I've been the chief grocery shopper in my family ever since it became a family. That's not for any political or gender-agenda reason. It's because I'm the only Levey tall enough to reach the black currant jam.
Actually, it's because I like to wheel the cart around corners when it's fully loaded. Fortunately, I haven't gored anyone coming in the opposite direction. Just as fortunately, I can usually finish my shopping quickly. Reason: Each item is in the same place this week as it was last week.
Except when it isn't.
To Wendy Arend, of Montgomery Village, changing the layout of groceries is a call to murder. She notes that William Shakespeare urged us to kill lawyers first. "Old Bill hadn't met the marketing guys yet," Wendy observes.
To underscore her passion about this issue, she hit the Caps Lock button on her computer and typed: "Please tell them to STOP REARRANGING MY STORE!"
Message duly sent, Wendy. But I'm afraid the marketing geniuses you want to kill are forever justifying their existence with new products. Whenever they introduce a new item onto a shelf, they have to reshuffle the deck.
Like Wendy, I nearly went insane last week at my favorite Giant Food store. I had Kellogg's Corn Flakes on my list. I have been buying them at the same store, and from the same shelf, since at least the mid-1980s.
As if by remote control, I rounded the bend into the cereal aisle and reached where Corn Flakes always sit. Egad! Some chocolate- covered monstrosity was there instead.
We will save for another day my feelings about chocolate-coated cereal. We will not save a description of Levey as he stalked the cereal aisle, a savage beast in search of his favorite morning nourishment.
Pace, pace, hunt, stare, grimace, glare. Stop. Breathe. Curse richly (but softly, so little old ladies couldn't hear me). Hunt. Peck. Fail.
To the women reading this: I'll bet you think I gave up and left without Corn Flakes because, like a typical male, I was too proud to ask directions. Wrong. In a blustery dither (had Giant really been dumb enough to discontinue Corn Flakes?), I found the manager.
"Where are the Corn Flakes?" I asked.
"Aisle Seven," he said, with forced pleasantness. (Clearly, he was wondering what kind of oaf was trying to ruin his day.)

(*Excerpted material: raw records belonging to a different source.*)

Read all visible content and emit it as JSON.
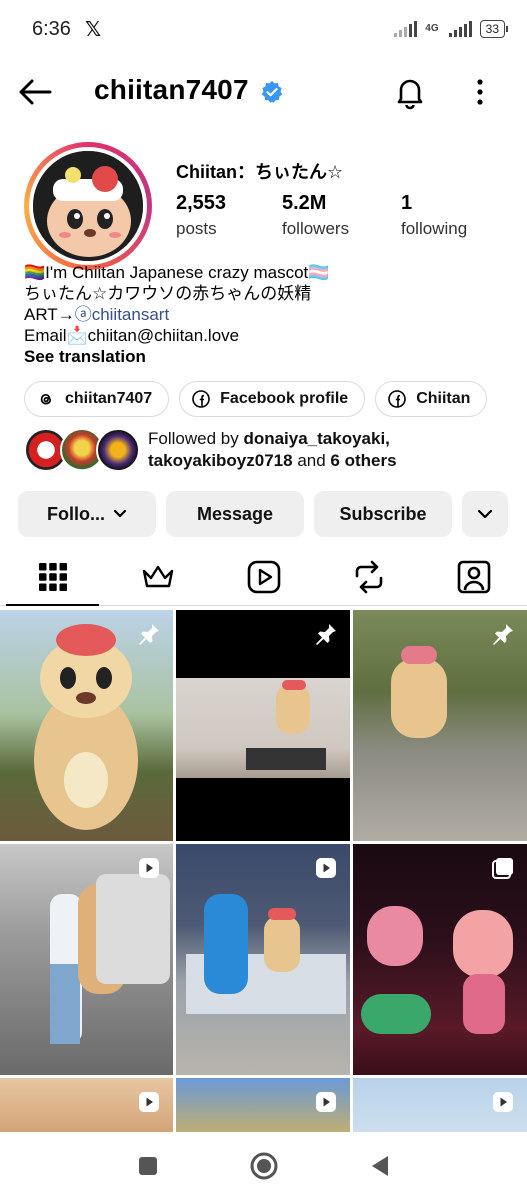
{
  "status": {
    "time": "6:36",
    "x_logo": "𝕏",
    "network": "4G",
    "battery": "33"
  },
  "header": {
    "username": "chiitan7407"
  },
  "profile": {
    "display_name": "Chiitan：ちぃたん☆",
    "stats": [
      {
        "value": "2,553",
        "label": "posts"
      },
      {
        "value": "5.2M",
        "label": "followers"
      },
      {
        "value": "1",
        "label": "following"
      }
    ],
    "bio_line1": "🏳️‍🌈I'm Chiitan Japanese crazy mascot🏳️‍⚧️",
    "bio_line2": "ちぃたん☆カワウソの赤ちゃんの妖精",
    "bio_line3_prefix": "ART→",
    "bio_line3_link": "ⓐchiitansart",
    "bio_line4": "Email📩chiitan@chiitan.love",
    "see_translation": "See translation"
  },
  "chips": [
    {
      "label": "chiitan7407",
      "icon": "threads-icon"
    },
    {
      "label": "Facebook profile",
      "icon": "facebook-icon"
    },
    {
      "label": "Chiitan",
      "icon": "facebook-icon"
    }
  ],
  "followed_by": {
    "prefix": "Followed by ",
    "names1": "donaiya_takoyaki,",
    "names2": "takoyakiboyz0718",
    "and": " and ",
    "others": "6 others"
  },
  "actions": {
    "follow": "Follo...",
    "message": "Message",
    "subscribe": "Subscribe"
  },
  "colors": {
    "link": "#385185",
    "verified": "#3897f0",
    "button_bg": "#efefef"
  }
}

"You want to bet?" I said.
"Come on, I'll show you," he said.
Off we marched to Aisle Seven. The manager did not reach onto the lowest shelf, where Corn Flakes have resided since Ronald Reagan was president (and probably since he made commercials for them). The manager reached onto the highest shelf, four feet west of where I had been looking. Presto! Corn Flakes.
"Why did you move them?" I asked.
He pointed at the chocolate-coated cereal, whose box was covered with pirates. I asked whether that brand was actually selling.
"Better than Corn Flakes," he said.
I suppose I should have bought a box of pirates-plus-chocolate to see what all the fuss was about. But I remain a Corn Flakes guy -- and a guy with a question.
Why can't groceries subtract a lousy-selling cereal every time they add a hot-selling new one? That way, Corn Flakes would remain where I've always known them to be, well into the administration of Ronald Reagan V.
And marketing guys would live to meet their grandchildren.
How bad is it? Incredibly bad, according to job applicants.
Dozens reacted to my recent column about job-seekers who never hear back from prospective employers. Here are some of the choicer Tales From the Front. All names are withheld to protect future employability.
One journalist said she always brings samples of her work when she's job-hunting. "They will pluck the paper clip from the corner and save it for their own use, thumb through photocopies of your bylined stories and drop them in the waste basket right in front of you," she said.
"Once, when this happened, I smiled and asked the gentleman if I could have the photocopied pages back so the next person could throw them away," she said. "He seemed taken aback, as if I were the rude one."
Don't even ask if she got the job -- or heard back from Mr. Wonderful.
A man who's retired from the Air Force says it's just as bad (and maybe worse) inside the Department of Defense.
This man applied for a job. He heard nothing. After a few weeks, he called the personnel office to ask about his application.
A personnel employee asked whether he had received a letter saying that he got the job.
"No," my guy replied.
"Then you didn't get it, did you?," said the personnel humanoid, just before hanging up.
The cake-taker: a personnel officer at a major K Street lobbying company. He was a he. The job-seeker was a she.
Having been interviewed and having heard nothing, she called on a Monday for a status report. She got voice-mailed. She called again on Tuesday and Wednesday. More voice mail.
When she called on Thursday, the personnel officer interrupted as the woman was leaving yet another voice-mail message.
He threatened to sue her for harassment if she kept calling.